Сеньобос: А вправду ли возможно изучать бессознательное в психологии? Лично я совершенно не убежден, что это так, и, насколько я знаю, к определенным выводам по этому поводу пока не пришли. В любом случае психолог имеет в своем распоряжении исследовательские процедуры, которые нам недоступны. Во-первых, он работает с субъектами-людьми, то есть с полноценными фактами, а не со случайно сохранившимися фрагментами. Он может наблюдать каталептиков – а также сумасшедших. Психолог видит, как разворачиваются события. В истории же, напротив, отсутствуют существенные элементы; мы видим лишь отражения событий, воспроизводимые другими. Мы обязаны работать со второсортным материалом, поскольку по определению знаем о событиях только то, что нам о них рассказывают другие, а именно очевидцы.

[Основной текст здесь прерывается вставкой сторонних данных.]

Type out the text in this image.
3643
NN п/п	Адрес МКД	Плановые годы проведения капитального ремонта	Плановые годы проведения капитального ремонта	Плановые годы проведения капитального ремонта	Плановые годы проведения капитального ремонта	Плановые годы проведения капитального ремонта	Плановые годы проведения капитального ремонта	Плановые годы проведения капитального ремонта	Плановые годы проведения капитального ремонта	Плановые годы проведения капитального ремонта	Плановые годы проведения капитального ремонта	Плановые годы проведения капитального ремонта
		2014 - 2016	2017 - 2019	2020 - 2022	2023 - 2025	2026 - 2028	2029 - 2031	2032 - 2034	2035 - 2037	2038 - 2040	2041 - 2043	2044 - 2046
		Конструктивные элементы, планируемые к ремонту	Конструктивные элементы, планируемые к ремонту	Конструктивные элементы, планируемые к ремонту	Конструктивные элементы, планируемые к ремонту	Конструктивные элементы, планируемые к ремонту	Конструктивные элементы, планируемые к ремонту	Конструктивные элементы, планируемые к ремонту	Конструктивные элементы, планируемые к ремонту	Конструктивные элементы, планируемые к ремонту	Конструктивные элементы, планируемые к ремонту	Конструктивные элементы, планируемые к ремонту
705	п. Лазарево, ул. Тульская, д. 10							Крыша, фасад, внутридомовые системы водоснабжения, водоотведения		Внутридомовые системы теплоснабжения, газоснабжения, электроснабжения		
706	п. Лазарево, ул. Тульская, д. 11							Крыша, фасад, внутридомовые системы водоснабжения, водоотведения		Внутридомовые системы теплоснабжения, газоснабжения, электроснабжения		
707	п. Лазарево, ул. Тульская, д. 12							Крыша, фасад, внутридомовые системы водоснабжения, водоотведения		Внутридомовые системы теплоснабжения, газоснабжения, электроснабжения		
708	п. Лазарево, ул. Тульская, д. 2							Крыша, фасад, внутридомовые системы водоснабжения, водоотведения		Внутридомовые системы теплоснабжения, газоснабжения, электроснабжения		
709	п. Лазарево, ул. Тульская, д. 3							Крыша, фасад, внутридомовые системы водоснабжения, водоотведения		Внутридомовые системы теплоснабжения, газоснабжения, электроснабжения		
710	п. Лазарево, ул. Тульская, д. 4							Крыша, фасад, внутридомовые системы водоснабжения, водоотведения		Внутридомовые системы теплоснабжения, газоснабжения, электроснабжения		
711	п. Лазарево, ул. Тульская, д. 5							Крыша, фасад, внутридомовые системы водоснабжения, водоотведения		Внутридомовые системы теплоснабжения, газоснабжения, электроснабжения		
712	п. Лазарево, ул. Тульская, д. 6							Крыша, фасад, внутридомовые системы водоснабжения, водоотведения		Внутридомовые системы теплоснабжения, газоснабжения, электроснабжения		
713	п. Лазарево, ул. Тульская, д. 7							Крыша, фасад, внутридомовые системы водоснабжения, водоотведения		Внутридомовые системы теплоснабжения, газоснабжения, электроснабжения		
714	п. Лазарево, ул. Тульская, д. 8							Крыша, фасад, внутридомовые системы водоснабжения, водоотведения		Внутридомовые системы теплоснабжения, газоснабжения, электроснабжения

Дюркгейм: Это значит, что работать придется больше, вот и все; сами процедуры остаются прежними.

Сеньобос: Нет, если нам недоступны существенные элементы.

Дюркгейм: Тогда мы должны оставить попытки изучать историю. Если исторические данные вообще доступны, то они сопоставимы, то к ним должен применяться объективный метод. В противном случае истории как таковой не существует.

Сеньобос: Прошу прощения, но мы располагаем некоторыми данными, которых достаточно, чтобы позволить нам установить причинно-следственные связи, но которые не позволяют выявлять и объяснять бессознательное.

Дюркгейм: Мы-то говорим не о бессознательном. Не в нем дело. Нас интересует познание причин, и я утверждаю, что мы не можем, желая узнать причину события или институции, каким-либо образом ограничивать себя опросами действующих лиц и выяснением их точки зрения.

Сеньобос: Это преувеличение. Бывают случаи, когда очевидцы ничуть не ошибаются. Так, люди своими глазами видели, как Вильгельм Оранский отплывал в Англию, потому что перестал опасаться войск Людовика XIV[189].

Дюркгейм: Я не говорю, что подобные интерпретации лишены всякого интереса. Когда больной считает, что у него температура, его мнение, правильное или неправильное, является важным фактом, и врач должен принимать во внимание этот факт. Так же и здесь. Но ваш пример доказывает, что возможен и другой способ анализа. Как прикажете выбирать между теми случаями, когда очевидцы говорят правду, и теми, когда они ошибаются, если у нас нет иного критерия, кроме прямого обращения к свидетелям событий? Врач осматривает больного, должен начинать с осмотра, но слова пациента – лишь один факт из множества, и все эти факты требуют методической обработки, а ни один из них при этом не показывает нам немедленно и непосредственно подлинную причину происходящего. Какими бы ценными ни были сведения, содержащиеся в документах, их необходимо подвергать разумной критике и систематизировать, а не просто заносить в списки. Видите, сколько вопросов вызывает ваше суждение? В данный момент мы не обсуждаем сознательное и бессознательное, мы возвращаемся к тому, о чем шла речь в прошлом году, то есть к постижению исторических причин. Вы дополнили свои размышления рядом суждений о бессознательном, которое тут совершенно ни при чем. Возможно, я скажу банальность, но наша дискуссия никоим образом не затрагивает бессознательное.

Сеньобос: Я спросил себя, что именно является неотъемлемой частью бессознательного в исторически неизвестном.

Дюркгейм: Но эти два вопроса никак не связаны. Я даже готов пойти дальше вашего. Вы, кажется, отождествляете сознательное и известное, как если бы то, что явственно в сознании отдельного участника событий, познать легче, нежели остальное. На самом деле все, что сознательно, тоже крайне смутно. Я, пожалуй, скажу, что сознательное и бессознательное одинаково неясны и в обоих случаях вопрос о методе, которому надо следовать ради установления причин, задается одинаково.

Сеньобос: Но есть сознательные феномены, которые нельзя назвать неизвестными. Возьмем, к примеру, языки.